Romain

1) Shipping Lab : Comment as-tu débuté dans le monde maritime ?

Romain : C’est en réalisant mon mémoire de recherche, dans le cadre du master II en droit social de l’Université de Nantes, que j’ai pu mettre un pied dans le monde maritime. Mon mémoire concernait la filière des énergies marines renouvelables en France et en Europe, du point de vue du droit du travail et de la formation professionnelle.
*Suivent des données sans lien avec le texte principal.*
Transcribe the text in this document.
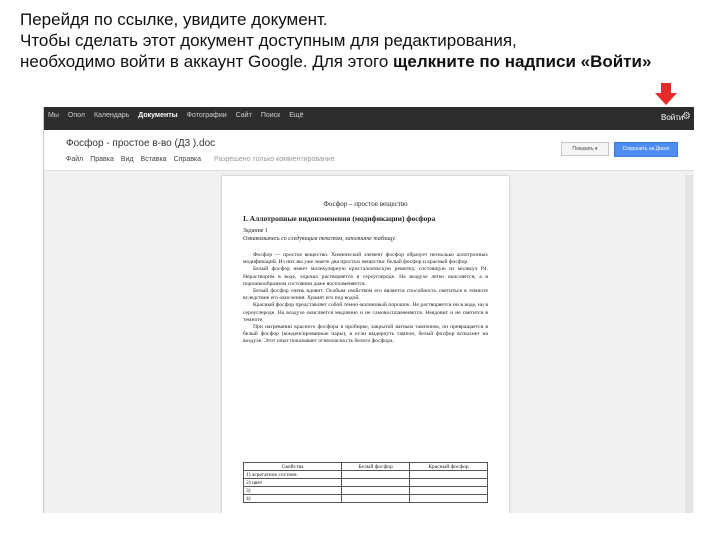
Перейдя по ссылке, увидите документ.
Чтобы сделать этот документ доступным для редактирования,
необходимо войти в аккаунт Google. Для этого щелкните по надписи «Войти»
Мы Опол Календарь Документы Фотографии Сайт Поиск Ещё	Войти
⚙
Фосфор - простое в-во (Д3 ).doc
Файл Правка Вид Вставка Справка Разрешено только комментирование
Показать ▾	Сохранить на Диске
Фосфор – простое вещество
I. Аллотропные видоизменения (модификации) фосфора
Задание 1
Ознакомьтесь со следующим текстом, заполните таблицу.

Фосфор — простое вещество. Химический элемент фосфор образует несколько аллотропных модификаций. Из них вы уже знаете два простых вещества: белый фосфор и красный фосфор.

Белый фосфор имеет молекулярную кристаллическую решетку, состоящую из молекул P4. Нерастворим в воде, хорошо растворяется в сероуглероде. На воздухе легко окисляется, а в порошкообразном состоянии даже воспламеняется.

Белый фосфор очень ядовит. Особым свойством его является способность светиться в темноте вследствие его окисления. Хранят его под водой.

Красный фосфор представляет собой темно-малиновый порошок. Не растворяется ни в воде, ни в сероуглероде. На воздухе окисляется медленно и не самовоспламеняется. Неядовит и не светится в темноте.

При нагревании красного фосфора в пробирке, закрытой ватным тампоном, он превращается в белый фосфор (конденсированные пары), и если выдернуть тампон, белый фосфор вспыхнет на воздухе. Этот опыт показывает огнеопасность белого фосфора.

Свойства	Белый фосфор	Красный фосфор
1) агрегатное состоян.		
2) цвет		
3)		
4)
Mes recherches m’ont permis de mieux comprendre les problématiques actuelles de l’industrie maritime, comme les tensions sur certains métiers, la concurrence des pavillons étrangers à la législation accommodante, etc. Surtout, j’ai réalisé les impacts que l’environnement maritime a eu et continue d’avoir sur la construction du droit social. Il faut assurer un équilibre entre la souplesse qu’implique l’élément marin et la protection des intérêts des travailleurs. Si cette combinaison est complexe à mettre en œuvre, elle est surtout passionnante.

 

2) Shipping Lab : Quelle est ta formation et quelles sont tes activités aujourd’hui ?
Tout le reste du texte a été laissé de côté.